Hand continued to sleep.
—He didn’t want to come. He never really wanted to come. He wanted to be with us but he never saw the point in the things we decided to do.
—He wanted to come.
—I have had visions of that cow for ten years now, twelve. I see its eye, I see it just burning and its eye seemed awake, alive for so long. That black liquid eye.
—Stop.
—Hand, it’s what we did to that cow.
—Will. It’s not the cow.
—Hand we burned that cow alive.
—The cow was dying.
—We poured gasoline on that cow and we burned it.
—We were young. We don’t talk about the cow.
—We knew this was an affront to the world.
—The cow would be eaten. We were thirteen and we had to react violently to the world. We’d seen its rules and the demons it allows to live among us. We killed the cow to express our outrage.
—Jack didn’t want to do it but didn’t want to leave us.
—He stayed because he wanted to.
—We walked from the dance through the golf course and into that one small farm with the six cows. We went into the shed by the barn and we found gasoline and we burned that cow. We didn’t doubt what we were doing, not for a second. We didn’t doubt it for so many years afterward, right? It felt right at the time, to pour gasoline on a cow and set it aflame.
—We’re allowed to grow up.
—We are not allowed this reaction. Only some are allowed to pollute the world. We were sober and we planned it. We hated that cow. We three rode by that cow every weekend on our bikes and we planned to kill it. I had a vision of a cow on fire and we decided we had to make that vision real. We had no right.
—Doesn’t matter.
—The cow didn’t move as we doused it. Then it felt the burn as the gasoline soaked into its hide. It rolled on the ground. And then we threw the match. We had no right.
—We did it and it was don
e.
—We had no right. This was the same year we first wanted to kiss all the girls. We were darkhearted boys. We should have been jailed or drugged or killed. I remember watching that cow burn with total detachment. It barely made a sound, that cow. It was all so quiet, and the night was so bright, so clear and the stars were in brilliant clumps, and we stood by the fence, leaning on it afterward, watching, the flames blue and red, and the body beneath darkening from white to grey to black.
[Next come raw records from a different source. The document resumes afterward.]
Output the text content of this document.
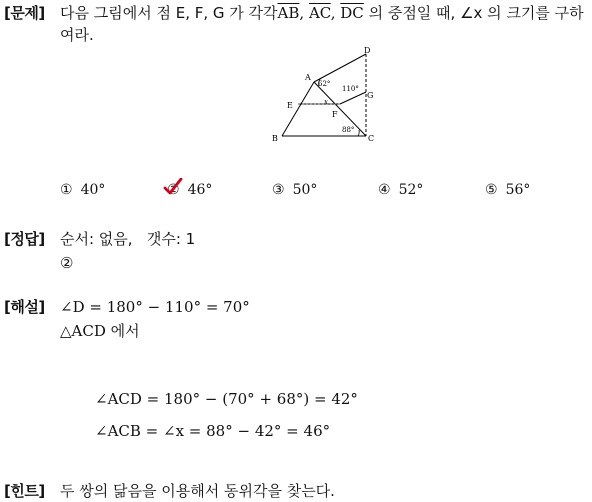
[문제] 다음 그림에서 점 E, F, G 가 각각$\overline{AB}$, $\overline{AC}$, $\overline{DC}$ 의 중점일 때, ∠x 의 크기를 구하
여라.
A
D
E
F
G
B	C
62°
110°
x
88°
① 40°	② 46°	③ 50°	④ 52°	⑤ 56°
[정답] 순서: 없음,   갯수: 1
②
[해설] ∠D = 180° − 110° = 70°
△ACD 에서
∠ACD = 180° − (70° + 68°) = 42°
∠ACB = ∠x = 88° − 42° = 46°
[힌트] 두 쌍의 닮음을 이용해서 동위각을 찾는다.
—Fucking stop it. Now you’re just dredging for the sake of dredging. There’s no point.
—This is my head, asshole! This is how it works. It jumps from one wretched episode to the next.
—Leave me out of it.
—We polluted Jack, Hand. All the bad ideas were our ideas. And we had no right. We were given things others have not been given. We had a clean 7-Eleven within walking distance—we had—this is the reason they took Jack. And why my face is mangled. This is simple and deserved retribution.
—From whom?
—I don’t know.
—From God?
—From whomever settles scores. Someone settles scores. Someone keeps the balance.
—No one keeps the balance, Will.
—Balance is at the foundation of the world.
—If there was balance, Will, we wouldn’t be here. If there’s balance, there’s logic, and if there’s logic, you’re not on a lightbulb package and we’re not here.
—There’s balance enough.
—Don’t flatter yourself to think this is your doing. Your problem is that you think things have happened for the first time to you, and that you’re the fulcrum from which all people and the current world pivot.